Recueil de règles sur le développement durable : directive sur le devoir de vigilance des entreprises en matière de durabilité (CSDDD)

13 septembre 2024
Recueil de règles sur le développement durable : directive sur le devoir de vigilance des entreprises en matière de durabilité (CSDDD)

Qu'est-ce que le CS3D ?

La directive sur la diligence raisonnable en matière de durabilité des entreprises (CS3D) est entrée en vigueur le 25 juillet 2024. Cette directive obligera les grandes entreprises à mettre en place des procédures de diligence raisonnable pour faire face aux impacts négatifs de leurs actions sur les droits de l'homme et l'environnement, y compris tout au long de leurs chaînes d'activités dans le monde entier.
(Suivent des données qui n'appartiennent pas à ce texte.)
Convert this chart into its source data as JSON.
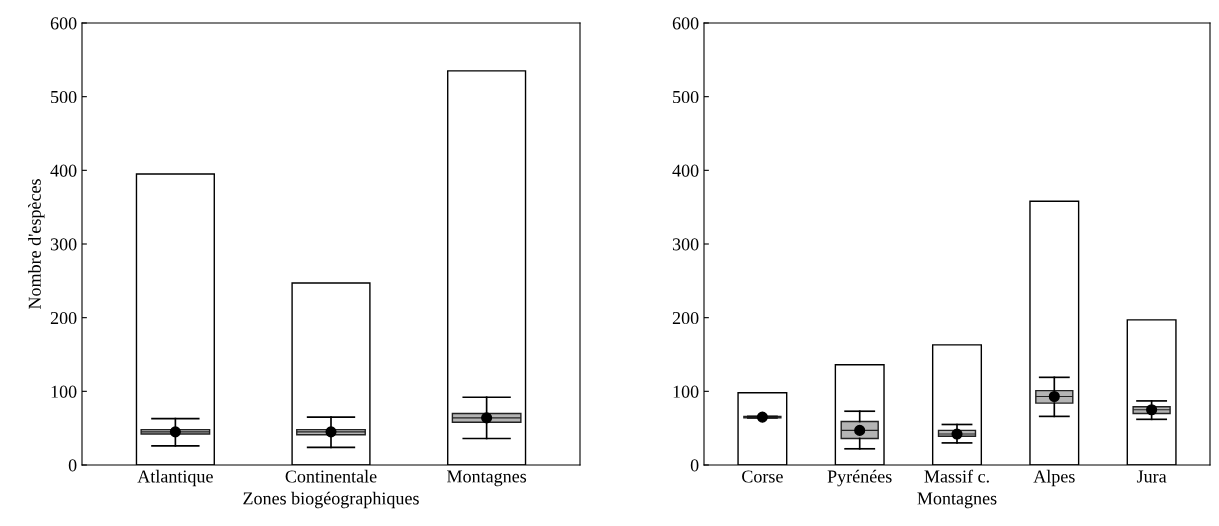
{
  "chart_data": [
    {
      "type": "bar",
      "categories": [
        "Atlantique",
        "Continentale",
        "Montagnes"
      ],
      "xlabel": "Zones biogéographiques",
      "ylabel": "Nombre d'espèces",
      "ylim": [
        0,
        600
      ],
      "yticks": [
        0,
        100,
        200,
        300,
        400,
        500,
        600
      ],
      "grid": false,
      "legend": false,
      "series": [
        {
          "color": "#ffffff",
          "values": [
            395,
            247,
            535
          ]
        },
        {
          "type": "box",
          "color": "#b4b4b4",
          "boxes": [
            {
              "low": 26,
              "q1": 42,
              "median": 45,
              "mean": 45,
              "q3": 48,
              "high": 63
            },
            {
              "low": 24,
              "q1": 41,
              "median": 45,
              "mean": 45,
              "q3": 48,
              "high": 65
            },
            {
              "low": 36,
              "q1": 58,
              "median": 64,
              "mean": 64,
              "q3": 70,
              "high": 92
            }
          ]
        }
      ]
    },
    {
      "type": "bar",
      "categories": [
        "Corse",
        "Pyrénées",
        "Massif c.",
        "Alpes",
        "Jura"
      ],
      "xlabel": "Montagnes",
      "ylim": [
        0,
        600
      ],
      "yticks": [
        0,
        100,
        200,
        300,
        400,
        500,
        600
      ],
      "grid": false,
      "legend": false,
      "series": [
        {
          "color": "#ffffff",
          "values": [
            98,
            136,
            163,
            358,
            197
          ]
        },
        {
          "type": "box",
          "color": "#b4b4b4",
          "boxes": [
            {
              "low": 64,
              "q1": 64,
              "median": 65,
              "mean": 65,
              "q3": 66,
              "high": 66
            },
            {
              "low": 22,
              "q1": 36,
              "median": 47,
              "mean": 47,
              "q3": 59,
              "high": 73
            },
            {
              "low": 30,
              "q1": 39,
              "median": 42,
              "mean": 42,
              "q3": 47,
              "high": 55
            },
            {
              "low": 66,
              "q1": 84,
              "median": 93,
              "mean": 93,
              "q3": 101,
              "high": 119
            },
            {
              "low": 62,
              "q1": 70,
              "median": 75,
              "mean": 75,
              "q3": 79,
              "high": 87
            }
          ]
        }
      ]
    }
  ]
}
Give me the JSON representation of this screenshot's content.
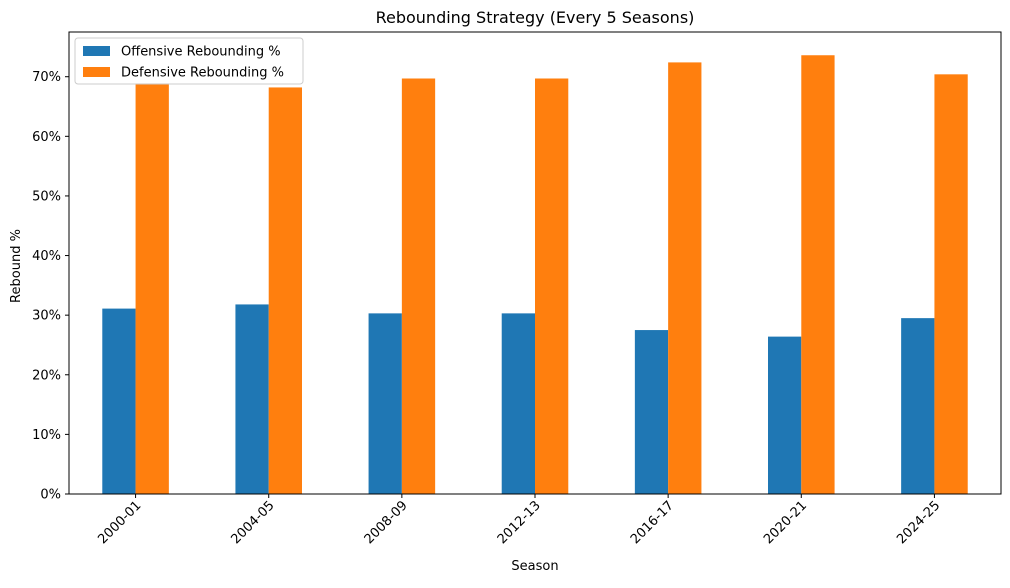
{
  "chart_data": {
    "type": "bar",
    "title": "Rebounding Strategy (Every 5 Seasons)",
    "xlabel": "Season",
    "ylabel": "Rebound %",
    "categories": [
      "2000-01",
      "2004-05",
      "2008-09",
      "2012-13",
      "2016-17",
      "2020-21",
      "2024-25"
    ],
    "series": [
      {
        "name": "Offensive Rebounding %",
        "color": "#1f77b4",
        "values": [
          31.1,
          31.8,
          30.3,
          30.3,
          27.5,
          26.4,
          29.5
        ]
      },
      {
        "name": "Defensive Rebounding %",
        "color": "#ff7f0e",
        "values": [
          68.9,
          68.2,
          69.7,
          69.7,
          72.4,
          73.6,
          70.4
        ]
      }
    ],
    "ylim": [
      0,
      77.5
    ],
    "yticks": [
      0,
      10,
      20,
      30,
      40,
      50,
      60,
      70
    ],
    "ytick_suffix": "%",
    "xtick_rotation": 45,
    "grid": false,
    "legend_position": "top-left"
  }
}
L'objectif est de lutter contre les formes les plus néfastes de comportement des entreprises et d'introduire des considérations de durabilité dans les opérations et la gouvernance des entreprises.

Le CS3D fait partie du Pacte vert pour l'Europe, un ensemble d'initiatives politiques de la Commission européenne dont l'objectif principal est d'adapter les politiques climatiques, énergétiques, de transport et fiscales de l'Union européenne à la réduction des émissions nettes de gaz à effet de serre d'au moins 55 % d'ici 2030, par rapport aux niveaux de 1990, et à la neutralité climatique d'ici 2050. Avec les réglementations existantes et d'autres initiatives réglementaires telles que la directive sur les rapports de durabilité des entreprises (CSRD) ou le règlement de taxonomie de l'UE, la CS3D représente une nouvelle étape vers une activité durable dans des conditions européennes uniformes.

Qui est couvert ?

Le CS3D impose des obligations de due diligence spécifiques aux entreprises qui, pendant deux exercices consécutifs, répondent aux critères suivants :

  • Les entreprises de l'UE comptant au moins 1 000 employés et un chiffre d'affaires mondial net d'au moins 450 millions d'euros.
  • Les entreprises non communautaires dont le chiffre d'affaires est d'au moins 450 millions d'euros dans l'Union.
  • Les entreprises (de l'UE ou hors UE) qui concluent des contrats de franchise ou de licence dans l'UE en échange de redevances avec des sociétés tierces indépendantes, lorsque ces contrats répondent à certains critères et lorsque les redevances s'élèvent à plus de 22,5 millions d'euros et que les entreprises ont un chiffre d'affaires mondial net (pour les entreprises de l'UE) ou un chiffre d'affaires européen (pour les entreprises non européennes) de plus de 80 millions d'euros. Tous les seuils ci-dessus s'appliquent également aux sociétés mères ultimes (UE ou hors UE) d'un groupe lorsque le groupe atteint les seuils ci-dessus, même si les sociétés mères ultimes n'atteignent pas elles-mêmes les seuils ci-dessus.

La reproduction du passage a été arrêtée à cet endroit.